AI Analysis
Final verdict: SUSPICIOUS
The package shows minimal risks in terms of network usage, shell execution, and obfuscation but raises concerns due to the maintainer's limited experience indicated by having only one package and no linked GitHub repository.
- Low risk in network calls, shell execution, and obfuscation.
- Metadata risk due to inexperienced maintainer
Per-check LLM notes
- Network: No network calls detected, which is normal unless the package requires internet access for its functionality.
- Shell: No shell execution patterns detected, indicating no immediate risk of command injection or similar attacks.
- Obfuscation: No obfuscation patterns detected, indicating low risk of malicious intent.
- Credentials: No credential harvesting patterns detected, suggesting safe handling of sensitive information.
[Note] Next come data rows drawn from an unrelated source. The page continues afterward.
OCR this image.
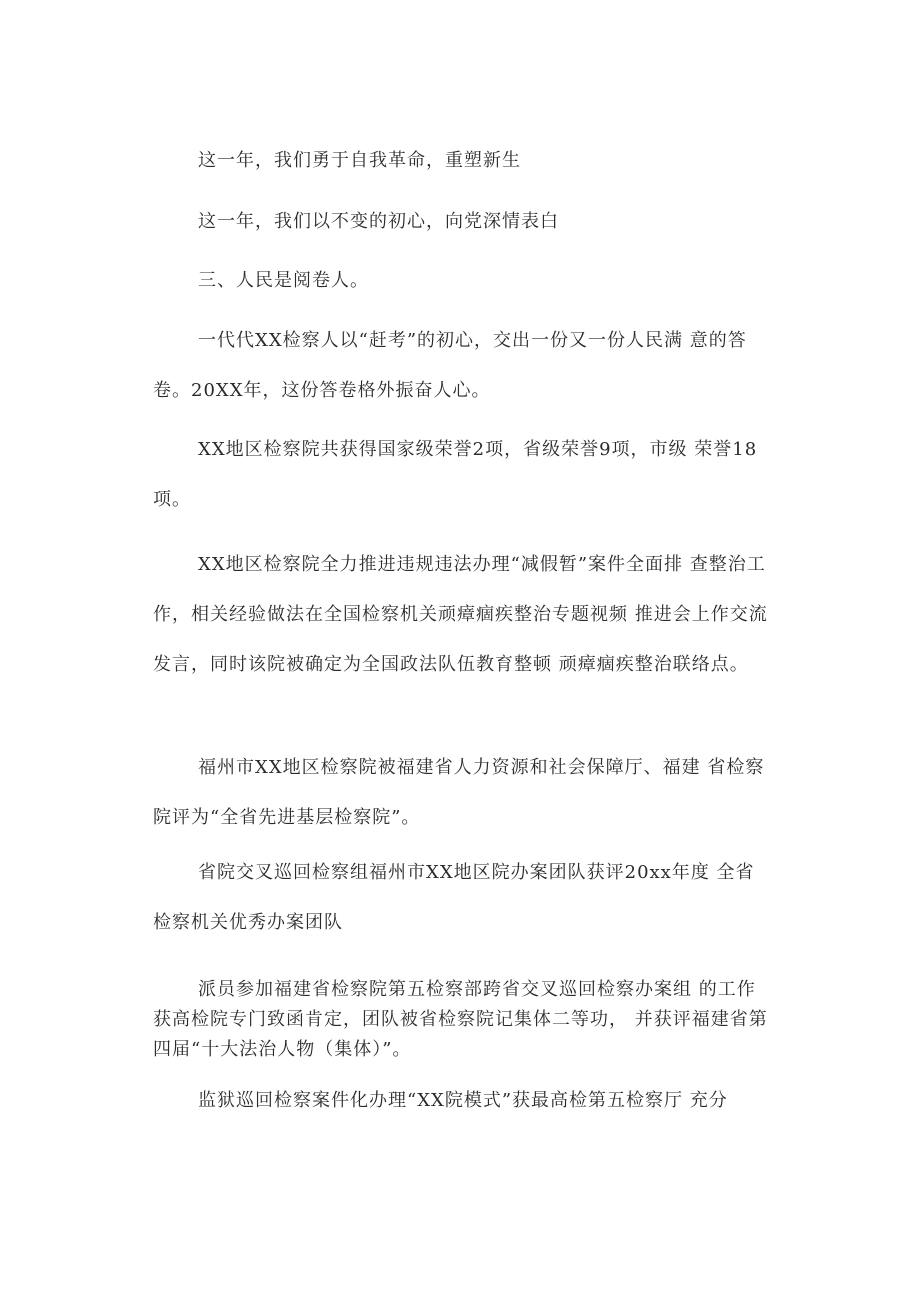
这一年，我们勇于自我革命，重塑新生

这一年，我们以不变的初心，向党深情表白

三、人民是阅卷人。

一代代XX检察人以“赶考”的初心，交出一份又一份人民满 意的答卷。20XX年，这份答卷格外振奋人心。

XX地区检察院共获得国家级荣誉2项，省级荣誉9项，市级 荣誉18项。

XX地区检察院全力推进违规违法办理“减假暂”案件全面排 查整治工作，相关经验做法在全国检察机关顽瘴痼疾整治专题视频 推进会上作交流发言，同时该院被确定为全国政法队伍教育整顿 顽瘴痼疾整治联络点。

福州市XX地区检察院被福建省人力资源和社会保障厅、福建 省检察院评为“全省先进基层检察院”。

省院交叉巡回检察组福州市XX地区院办案团队获评20xx年度 全省检察机关优秀办案团队

派员参加福建省检察院第五检察部跨省交叉巡回检察办案组 的工作获高检院专门致函肯定，团队被省检察院记集体二等功， 并获评福建省第四届“十大法治人物（集体）”。

监狱巡回检察案件化办理“XX院模式”获最高检第五检察厅 充分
- Metadata: The maintainer has only one package and no linked GitHub repository, which might indicate a less experienced or potentially suspicious maintainer.
Heuristic Checks
Outbound Network Calls
No suspicious network call patterns found
Code Obfuscation
No obfuscation patterns detected
Shell / Subprocess Execution
No shell execution patterns detected
Credential Harvesting
No credential harvesting patterns detected
Typosquatting
No typosquatting candidates detected
Registered Email Domain
Email domain looks legitimate: crbm.cnrs.fr
Suspicious Page Links
All external links appear legitimate
Git Repository History
No GitHub repository linked
No GitHub repository link found
Maintainer History
score 2.0
1 maintainer concern(s) found
Author "Benjamin GALLEAN" appears to have only 1 package on PyPI (new or inactive account)
Known CVE Vulnerabilities
No known vulnerabilities found in OSV database.
AI App Starter Prompt
Use this prompt to build a project with AstecManager
Create a mini-application called 'LiveImagingAnalyzer' that leverages the AstecManager package to process and analyze live imaging data from developmental biology experiments. This application will serve as a tool for researchers to efficiently manage and analyze large datasets generated from live imaging studies of developmental processes. Here are the key steps and features you should include in your project: 1. **Setup**: Begin by installing the AstecManager package and setting up a virtual environment for your project. Ensure all dependencies are properly installed. 2. **Data Import**: Develop a feature that allows users to import live imaging data files into the application. Support common file formats such as TIFF, JPEG, and RAW. 3. **Preprocessing**: Implement a preprocessing module that cleans and normalizes the imported data using functions provided by AstecManager. This could include noise reduction, background subtraction, and contrast enhancement. 4. **Algorithm Application**: Utilize AstecManager to apply various ASTEC algorithms to the preprocessed images. These algorithms should help in identifying specific cellular structures or developmental stages within the images. 5. **Visualization**: Create an interactive visualization interface where users can view the original images alongside the processed ones. Highlight areas of interest detected by the ASTEC algorithms. 6. **Analysis Reports**: Enable users to generate detailed analysis reports based on the processed data. Include metrics like cell count, growth rates, and any other relevant biological parameters extracted from the images. 7. **User Interface**: Design a user-friendly GUI using a library like PyQt or Tkinter to make the application accessible to non-technical users. 8. **Documentation**: Write comprehensive documentation detailing how to use each feature of LiveImagingAnalyzer, including examples and tutorials. By following these steps and incorporating these features, you'll create a powerful yet easy-to-use tool for analyzing live imaging data in developmental biology research.